Our guide was a bit of a pill, concerned that the kids weren’t in school, then made a sarcastic comment about being in Oregon years ago when our bumper stickers said to “visit, but not stay”. I bit my tongue and am so proud of myself. Unhappy people don’t deserve replies!
I didn’t realize that this building was both the government seat for Virginia, and also the Confederate headquarters during the Civil War. We’ve been so many places where they commandeered people’s homes and businesses to use as their headquarters, I didn’t even think they might use the capitol. Although 60% of the battles of the Civil War were fought in Virginia, the capitol was not harmed.
The guide was VERY proud to be from Virginia.
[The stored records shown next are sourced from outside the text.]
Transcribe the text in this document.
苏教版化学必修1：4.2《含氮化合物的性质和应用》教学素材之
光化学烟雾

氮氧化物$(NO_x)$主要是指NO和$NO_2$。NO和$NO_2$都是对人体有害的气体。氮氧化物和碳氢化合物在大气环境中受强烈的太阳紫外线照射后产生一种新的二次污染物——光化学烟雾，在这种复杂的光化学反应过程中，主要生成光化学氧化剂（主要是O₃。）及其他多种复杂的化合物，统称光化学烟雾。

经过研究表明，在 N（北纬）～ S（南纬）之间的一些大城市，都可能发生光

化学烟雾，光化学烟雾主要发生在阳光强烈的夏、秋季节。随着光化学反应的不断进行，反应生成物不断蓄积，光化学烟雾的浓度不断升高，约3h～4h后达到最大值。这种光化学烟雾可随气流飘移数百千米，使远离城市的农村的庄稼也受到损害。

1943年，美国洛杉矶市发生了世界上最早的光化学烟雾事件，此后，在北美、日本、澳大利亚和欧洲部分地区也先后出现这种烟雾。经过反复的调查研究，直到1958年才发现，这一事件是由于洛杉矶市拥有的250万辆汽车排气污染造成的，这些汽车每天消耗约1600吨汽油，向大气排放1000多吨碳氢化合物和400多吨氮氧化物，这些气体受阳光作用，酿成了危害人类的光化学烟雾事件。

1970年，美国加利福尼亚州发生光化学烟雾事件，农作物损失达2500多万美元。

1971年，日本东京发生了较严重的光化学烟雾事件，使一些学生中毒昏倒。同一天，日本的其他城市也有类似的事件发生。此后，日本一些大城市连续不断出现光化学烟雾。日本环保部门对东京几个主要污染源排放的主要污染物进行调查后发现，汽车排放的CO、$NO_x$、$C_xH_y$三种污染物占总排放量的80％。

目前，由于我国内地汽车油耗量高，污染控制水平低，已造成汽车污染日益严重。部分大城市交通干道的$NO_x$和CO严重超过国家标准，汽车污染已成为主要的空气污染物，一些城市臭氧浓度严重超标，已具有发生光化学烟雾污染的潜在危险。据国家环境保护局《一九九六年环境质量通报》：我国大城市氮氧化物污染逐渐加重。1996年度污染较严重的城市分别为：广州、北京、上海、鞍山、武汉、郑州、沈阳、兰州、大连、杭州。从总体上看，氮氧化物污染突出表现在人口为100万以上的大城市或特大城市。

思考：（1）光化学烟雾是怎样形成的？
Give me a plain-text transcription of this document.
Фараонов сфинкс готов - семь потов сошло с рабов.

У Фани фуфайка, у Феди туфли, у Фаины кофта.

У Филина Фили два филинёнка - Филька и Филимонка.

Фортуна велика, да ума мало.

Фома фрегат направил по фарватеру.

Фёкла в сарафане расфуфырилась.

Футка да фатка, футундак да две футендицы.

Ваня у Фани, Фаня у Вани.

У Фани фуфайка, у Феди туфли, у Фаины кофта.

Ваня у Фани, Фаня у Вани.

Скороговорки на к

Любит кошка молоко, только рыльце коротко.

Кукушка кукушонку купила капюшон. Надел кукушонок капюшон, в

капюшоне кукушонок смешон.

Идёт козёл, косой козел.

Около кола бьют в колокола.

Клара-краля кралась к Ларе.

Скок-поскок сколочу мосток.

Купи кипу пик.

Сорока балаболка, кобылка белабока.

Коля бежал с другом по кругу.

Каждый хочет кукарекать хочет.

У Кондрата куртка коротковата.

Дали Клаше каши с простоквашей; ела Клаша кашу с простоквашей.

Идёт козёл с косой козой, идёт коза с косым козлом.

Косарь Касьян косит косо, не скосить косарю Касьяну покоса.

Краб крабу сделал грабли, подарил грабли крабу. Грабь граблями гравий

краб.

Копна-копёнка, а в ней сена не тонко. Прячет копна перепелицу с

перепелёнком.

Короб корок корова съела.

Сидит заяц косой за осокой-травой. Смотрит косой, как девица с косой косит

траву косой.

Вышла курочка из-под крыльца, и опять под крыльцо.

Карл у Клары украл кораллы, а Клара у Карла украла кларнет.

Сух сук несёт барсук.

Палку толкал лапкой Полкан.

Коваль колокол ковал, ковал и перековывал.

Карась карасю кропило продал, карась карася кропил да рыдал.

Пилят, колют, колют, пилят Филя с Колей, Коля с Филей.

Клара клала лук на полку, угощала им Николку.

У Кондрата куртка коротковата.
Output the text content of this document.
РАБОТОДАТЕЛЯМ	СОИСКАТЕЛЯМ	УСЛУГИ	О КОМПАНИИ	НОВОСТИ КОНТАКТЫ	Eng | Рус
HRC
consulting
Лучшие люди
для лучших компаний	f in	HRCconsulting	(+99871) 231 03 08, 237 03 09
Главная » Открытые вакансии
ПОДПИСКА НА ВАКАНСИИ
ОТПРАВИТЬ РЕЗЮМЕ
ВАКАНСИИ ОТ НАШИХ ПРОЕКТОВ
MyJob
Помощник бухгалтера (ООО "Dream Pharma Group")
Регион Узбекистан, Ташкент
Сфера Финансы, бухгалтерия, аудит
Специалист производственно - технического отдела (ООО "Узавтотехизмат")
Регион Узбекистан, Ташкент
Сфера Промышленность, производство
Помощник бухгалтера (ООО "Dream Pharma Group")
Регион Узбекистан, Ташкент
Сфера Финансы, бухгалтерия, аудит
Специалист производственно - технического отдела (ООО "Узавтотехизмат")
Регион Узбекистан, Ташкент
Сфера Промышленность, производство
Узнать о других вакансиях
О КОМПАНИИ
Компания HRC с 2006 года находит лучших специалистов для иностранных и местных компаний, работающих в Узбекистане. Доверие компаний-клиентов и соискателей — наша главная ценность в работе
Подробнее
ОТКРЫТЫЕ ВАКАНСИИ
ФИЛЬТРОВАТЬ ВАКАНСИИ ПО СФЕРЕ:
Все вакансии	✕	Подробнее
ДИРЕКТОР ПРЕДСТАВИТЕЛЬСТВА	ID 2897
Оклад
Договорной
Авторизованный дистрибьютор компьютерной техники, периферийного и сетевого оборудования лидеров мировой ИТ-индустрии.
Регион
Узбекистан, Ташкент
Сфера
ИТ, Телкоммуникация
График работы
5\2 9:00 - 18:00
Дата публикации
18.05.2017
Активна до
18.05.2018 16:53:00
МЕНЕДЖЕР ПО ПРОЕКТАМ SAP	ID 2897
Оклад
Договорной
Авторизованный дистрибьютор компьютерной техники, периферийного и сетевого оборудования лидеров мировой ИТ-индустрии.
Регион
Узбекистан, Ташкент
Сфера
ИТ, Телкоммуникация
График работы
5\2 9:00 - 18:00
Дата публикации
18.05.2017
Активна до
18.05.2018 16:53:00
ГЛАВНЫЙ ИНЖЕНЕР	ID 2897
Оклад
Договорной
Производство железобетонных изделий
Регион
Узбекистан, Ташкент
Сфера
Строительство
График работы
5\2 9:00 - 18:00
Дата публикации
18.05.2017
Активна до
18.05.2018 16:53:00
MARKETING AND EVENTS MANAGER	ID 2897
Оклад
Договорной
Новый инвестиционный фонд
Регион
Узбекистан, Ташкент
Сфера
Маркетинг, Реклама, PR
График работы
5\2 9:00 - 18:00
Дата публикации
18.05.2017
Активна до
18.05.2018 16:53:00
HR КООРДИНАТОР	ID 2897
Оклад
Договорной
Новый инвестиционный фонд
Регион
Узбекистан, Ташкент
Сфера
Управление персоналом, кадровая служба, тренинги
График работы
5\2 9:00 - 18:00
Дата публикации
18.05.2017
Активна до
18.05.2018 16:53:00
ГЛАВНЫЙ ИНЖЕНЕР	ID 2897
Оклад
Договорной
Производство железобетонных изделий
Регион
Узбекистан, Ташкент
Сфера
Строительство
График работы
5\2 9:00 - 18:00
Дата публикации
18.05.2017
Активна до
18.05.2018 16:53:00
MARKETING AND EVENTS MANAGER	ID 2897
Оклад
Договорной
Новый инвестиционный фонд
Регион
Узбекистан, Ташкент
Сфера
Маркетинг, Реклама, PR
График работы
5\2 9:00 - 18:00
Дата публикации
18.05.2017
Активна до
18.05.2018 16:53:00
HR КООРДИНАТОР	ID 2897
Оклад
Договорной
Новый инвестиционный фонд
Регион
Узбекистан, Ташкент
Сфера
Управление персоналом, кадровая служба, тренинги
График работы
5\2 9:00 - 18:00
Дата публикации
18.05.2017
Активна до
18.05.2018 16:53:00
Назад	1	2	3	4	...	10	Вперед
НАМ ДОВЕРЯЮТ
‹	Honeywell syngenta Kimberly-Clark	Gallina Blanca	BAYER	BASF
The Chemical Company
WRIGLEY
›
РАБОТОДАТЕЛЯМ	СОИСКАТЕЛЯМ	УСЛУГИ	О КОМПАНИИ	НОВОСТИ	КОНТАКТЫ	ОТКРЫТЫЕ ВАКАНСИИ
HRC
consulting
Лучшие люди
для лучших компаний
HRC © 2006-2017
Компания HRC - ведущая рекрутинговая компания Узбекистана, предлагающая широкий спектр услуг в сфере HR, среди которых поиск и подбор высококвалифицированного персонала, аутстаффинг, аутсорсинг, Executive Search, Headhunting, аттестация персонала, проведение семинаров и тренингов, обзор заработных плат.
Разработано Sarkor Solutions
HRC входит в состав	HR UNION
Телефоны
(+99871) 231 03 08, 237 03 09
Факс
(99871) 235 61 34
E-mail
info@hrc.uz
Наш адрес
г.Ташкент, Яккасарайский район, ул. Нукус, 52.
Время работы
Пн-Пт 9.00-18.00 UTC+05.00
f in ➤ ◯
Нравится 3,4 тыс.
He rattled off facts about the state, and most often he started his sentences with, “Virginia was first to” do – whatever, you name it. I kept telling the kids they were first because people settled here first! Not that they were superior in any way to neighboring states – it’s just that more people lived here first. The land was good, and people moved in to farm, and small cities grew up around them.
This statue of George Washington is a first because he actually posed for it and it is life-size. Or so the guide said! It’s housed right below the dome, which has stripes painted on the inside. The bust behind Washington is one of 8 along the walls. I cannot tell who it is exactly, but it’s one of our presidents; 4 of the first 5 presidents were from Virginia, and 6 out of the first 10. To date, there are 8 presidents from Virginia and the busts were all in this room.
The building is beautiful on the inside; first completed in 1788, they’ve done a huge restoration in the last few years. Each room had paintings that were original to the building and I could write a page just about them, they were so magnificent. It was pretty cool to stand where Jefferson first wrote the Declaration of Independence, or bits and pieces.
This is a mace and was a gift from Parliament in England when the House of Burgesses was established here in 1619. The sergeant at arms will get it out and ceremoniously use it to open the session each time they meet. It was beautiful, and the old Senate room was reproduced very nicely.
Eliza wasn’t feeling well, so we left before the tour was over. It was such a tiny capitol, I don’t think we missed much. I’m glad we went, but we were happy to leave!